Accordingly, when subjects are warned that a certain word will be strongly associated with all of those presented, but will not itself be presented, they are able to reduce their incidence of falsely recalling the critical lure word, perhaps through activation monitoring.
Individual differences in false recall on the DRM paradigm have been studied mostly in the elderly and clinical populations, demonstrating that the elderly show lower veridical recall but equivalent or higher false recall and equivalent or elevated false recall levels among both Alzheimer's patients and schizophrenics.
As pointed out by Watson, Bunting, Poole & Conway, however, relatively little work has focused on the individual difference variables influencing false recall among young adults. (One study found that false recall is elevated among those with self-reported vivid mental imagery.) To fill this gap in the literature, the authors administered a DRM task to young adults with high and low working memory capacity, as measured through an operation span task. Half of each group of subjects were warned that strongly related words would not be presented; all subjects were told not to guess when recalling the lists.
The results showed that those with higher working memory capacity (WMC) correctly recalled more words on average, and those who were warned about the critical lures correctly recalled fewer words on average. In contrast, those with low WMC showed higher rates of false recall on average, as did those who were not warned about the critical lures. This negative correlation between veridical and false recall is consistent with previous work.

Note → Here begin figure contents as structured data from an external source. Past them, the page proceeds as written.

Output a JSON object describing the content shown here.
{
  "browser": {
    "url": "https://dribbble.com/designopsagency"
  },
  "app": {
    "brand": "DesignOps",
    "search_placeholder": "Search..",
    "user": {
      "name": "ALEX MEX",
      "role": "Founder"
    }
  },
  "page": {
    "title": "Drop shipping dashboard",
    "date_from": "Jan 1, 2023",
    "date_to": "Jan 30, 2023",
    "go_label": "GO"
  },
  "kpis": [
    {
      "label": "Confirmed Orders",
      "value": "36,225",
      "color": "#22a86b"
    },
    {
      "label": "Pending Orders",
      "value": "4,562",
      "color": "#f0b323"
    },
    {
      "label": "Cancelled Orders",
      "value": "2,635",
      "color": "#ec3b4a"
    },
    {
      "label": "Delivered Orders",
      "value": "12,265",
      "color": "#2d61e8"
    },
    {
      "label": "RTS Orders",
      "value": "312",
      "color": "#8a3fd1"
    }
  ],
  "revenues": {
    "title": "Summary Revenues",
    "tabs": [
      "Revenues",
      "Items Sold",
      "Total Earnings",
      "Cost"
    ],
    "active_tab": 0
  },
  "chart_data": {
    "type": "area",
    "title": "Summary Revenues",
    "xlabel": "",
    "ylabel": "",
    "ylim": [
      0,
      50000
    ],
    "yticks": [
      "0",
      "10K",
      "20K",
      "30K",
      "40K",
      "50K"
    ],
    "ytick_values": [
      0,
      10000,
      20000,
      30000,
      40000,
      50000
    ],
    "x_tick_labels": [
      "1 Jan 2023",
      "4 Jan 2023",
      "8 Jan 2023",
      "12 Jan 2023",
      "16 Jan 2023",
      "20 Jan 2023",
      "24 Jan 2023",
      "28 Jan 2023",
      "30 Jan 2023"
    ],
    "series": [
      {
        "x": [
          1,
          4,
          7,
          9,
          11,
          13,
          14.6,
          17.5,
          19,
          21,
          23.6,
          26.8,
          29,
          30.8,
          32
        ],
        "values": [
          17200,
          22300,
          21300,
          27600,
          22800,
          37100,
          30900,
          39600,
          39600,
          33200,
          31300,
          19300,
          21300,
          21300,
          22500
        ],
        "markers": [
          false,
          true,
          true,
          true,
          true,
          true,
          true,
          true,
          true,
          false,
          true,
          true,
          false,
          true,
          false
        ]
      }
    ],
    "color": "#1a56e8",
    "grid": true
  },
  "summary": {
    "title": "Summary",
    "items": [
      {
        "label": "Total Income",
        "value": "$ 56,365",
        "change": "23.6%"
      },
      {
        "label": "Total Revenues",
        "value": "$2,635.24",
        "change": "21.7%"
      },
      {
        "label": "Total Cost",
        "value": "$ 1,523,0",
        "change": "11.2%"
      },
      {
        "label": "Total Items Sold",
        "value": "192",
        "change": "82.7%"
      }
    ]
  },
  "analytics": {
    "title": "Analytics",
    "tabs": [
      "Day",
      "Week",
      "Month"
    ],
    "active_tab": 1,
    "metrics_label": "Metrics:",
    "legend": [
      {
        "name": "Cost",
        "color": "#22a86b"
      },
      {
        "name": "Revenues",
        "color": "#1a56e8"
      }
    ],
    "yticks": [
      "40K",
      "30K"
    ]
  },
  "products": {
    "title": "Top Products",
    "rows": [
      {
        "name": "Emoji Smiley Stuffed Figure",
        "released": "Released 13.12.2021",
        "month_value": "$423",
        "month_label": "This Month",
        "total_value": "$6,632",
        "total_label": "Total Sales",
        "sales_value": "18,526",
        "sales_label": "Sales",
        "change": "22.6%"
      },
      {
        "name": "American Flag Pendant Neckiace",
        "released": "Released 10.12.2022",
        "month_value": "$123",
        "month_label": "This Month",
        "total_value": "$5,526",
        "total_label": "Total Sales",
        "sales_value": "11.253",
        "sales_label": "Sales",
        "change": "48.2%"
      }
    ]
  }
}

Importantly, span differences in false recall were most apparent when subjects had been warned about critical lures - in other words, in the absence of a warning about the critical lures, high and low spans showed similar rates of false recall. When they were warned, however, high spans were able to decrease their probability of false recall, but this warning was not as effectively utilized by those with low span. This result suggests that high spans were more able to maintain this warning and control retrieval from memory appropriately, but that low spans may have lapsed in their maintenance of this goal, or in their ability to use it in controlling retrieval.
A second experiment demonstrated that high spans again correctly recalled more words from each list, particularly when warned about critical lures. In addition, high spans' performance improved more as the experiment progressed relative to low spans, when the subjects had been warned about the critical lures. A qualitatively reversed trend was observed in terms of false recall, in which false recall decreased as the experiment progressed, and high but not low spans showed decreased false recall when warned about critical lures.
These results demonstrate that veridical recall and false recall seem to show inverse trends in terms of how they are affected by warnings of critical lures (increased & decreased respectively), by individual differences in span (increased & decreased by high & low span respectively), by trends as the experiment progressed (increased & decreased respectively), and by interactions among these variables in young adults.
The authors argue that these results are compatible with Kane & Engle's findings from the Stroop task indicating that those with low working memory capacity are more likely to succumb to word-reading rather than maintaining the goal of color-naming when the probability of incongruent trials is low (therefore not providing much environmental support for the maintenance of the goal). The authors argue that low spans are unable to maintain and use the warning about critical lures to affect their performance in this task in the same way that they are unable to strongly maintain the color-naming goal in Stroop tasks, when there's little environmental support for that goal (i.e., a high prevalence of congruent trials).